An international team of journalists has obtained what it’s referring to as “biggest leak in history”: A 2.6-terabyte stash of data about offshore savings and tax havens from Panama-based legal firm Mossack Fonseca.
It’s claimed that 370 reporters from 100 different media organisations have worked on the project — being referred to as the Panama Papers — over the last year, which has now been published with some fanfare by The Guardian and German newspaper Süddeutsche Zeitung. The 2.6 terabytes of data are made up of over 11.5 million files, which makes it a far bigger leak than the diplomatic cables uncovered by WikiLeaks in 2010 or the stash of NSA documents released by Edward Snowden in 2013. It’s not yet clear how the documents were made available to journalists.
Within the files lurk all kinds of revelations, many of which will come to light over the course of the coming weeks as the news organisation involved in the project publish a series of reports. But at the time of writing, The Guardian has published a series of articles which describe:
- Details about a web of offshore deals and loans worth $US2 billion that link back to Russian president Vladimir Putin and his closest acquaintances.

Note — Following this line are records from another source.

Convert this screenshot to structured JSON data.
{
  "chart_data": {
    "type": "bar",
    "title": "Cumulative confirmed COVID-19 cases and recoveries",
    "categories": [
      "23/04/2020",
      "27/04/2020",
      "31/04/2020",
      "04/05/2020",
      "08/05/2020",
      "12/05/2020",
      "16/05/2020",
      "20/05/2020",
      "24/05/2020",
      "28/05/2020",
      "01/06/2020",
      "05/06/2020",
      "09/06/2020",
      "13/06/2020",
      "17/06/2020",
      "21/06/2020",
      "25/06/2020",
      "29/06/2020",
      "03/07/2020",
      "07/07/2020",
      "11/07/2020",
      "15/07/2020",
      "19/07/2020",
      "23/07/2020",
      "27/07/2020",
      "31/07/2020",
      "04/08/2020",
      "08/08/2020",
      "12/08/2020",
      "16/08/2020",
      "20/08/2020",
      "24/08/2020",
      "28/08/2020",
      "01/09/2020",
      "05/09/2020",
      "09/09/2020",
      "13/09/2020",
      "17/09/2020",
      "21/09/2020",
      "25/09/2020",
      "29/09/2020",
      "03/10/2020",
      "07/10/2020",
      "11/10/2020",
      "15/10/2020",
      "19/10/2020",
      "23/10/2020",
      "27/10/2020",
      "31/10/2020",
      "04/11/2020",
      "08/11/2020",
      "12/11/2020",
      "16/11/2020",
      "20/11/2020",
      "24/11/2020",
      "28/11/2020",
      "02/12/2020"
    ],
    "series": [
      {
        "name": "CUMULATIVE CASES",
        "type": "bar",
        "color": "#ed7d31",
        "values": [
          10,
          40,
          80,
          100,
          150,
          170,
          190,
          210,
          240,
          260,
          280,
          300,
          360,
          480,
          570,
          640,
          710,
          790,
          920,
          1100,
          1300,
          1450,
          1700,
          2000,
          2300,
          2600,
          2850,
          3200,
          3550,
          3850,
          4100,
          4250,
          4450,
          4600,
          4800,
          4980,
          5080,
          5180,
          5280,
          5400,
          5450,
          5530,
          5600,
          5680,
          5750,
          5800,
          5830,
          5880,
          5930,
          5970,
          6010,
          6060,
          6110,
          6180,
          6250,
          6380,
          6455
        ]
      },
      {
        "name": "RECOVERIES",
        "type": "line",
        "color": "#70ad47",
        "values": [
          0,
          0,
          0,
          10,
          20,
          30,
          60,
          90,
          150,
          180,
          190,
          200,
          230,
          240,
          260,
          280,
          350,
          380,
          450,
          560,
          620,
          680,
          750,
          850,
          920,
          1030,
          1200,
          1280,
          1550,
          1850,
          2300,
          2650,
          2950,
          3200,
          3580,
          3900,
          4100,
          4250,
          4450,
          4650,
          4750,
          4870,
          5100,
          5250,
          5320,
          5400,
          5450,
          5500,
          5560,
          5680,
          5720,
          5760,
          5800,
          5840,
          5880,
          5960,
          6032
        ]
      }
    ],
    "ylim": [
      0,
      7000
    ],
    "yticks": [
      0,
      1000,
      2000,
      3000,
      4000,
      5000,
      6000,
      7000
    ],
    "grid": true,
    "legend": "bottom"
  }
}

- Iceland’s Prime Minister’s undeclared stakes in offshore company, which may lead to a snap election in the country.
- How members of FIFA’s ethics committee were more closely linked with corruption than previously thought.
The data itself comes from Mossack Fonseca, a law firm that’s based in Panama. It manages offshore firms provides financial services, and is, according the The Guardian, the fourth biggest offshore services provider in the world. In a response to the leak, the company declined to discuss individual clients, but did write that its “services are regulated on multiple levels, often by overlapping agencies, and we have a strong compliance record”, adding that they are “responsible members of the global financial and business community”.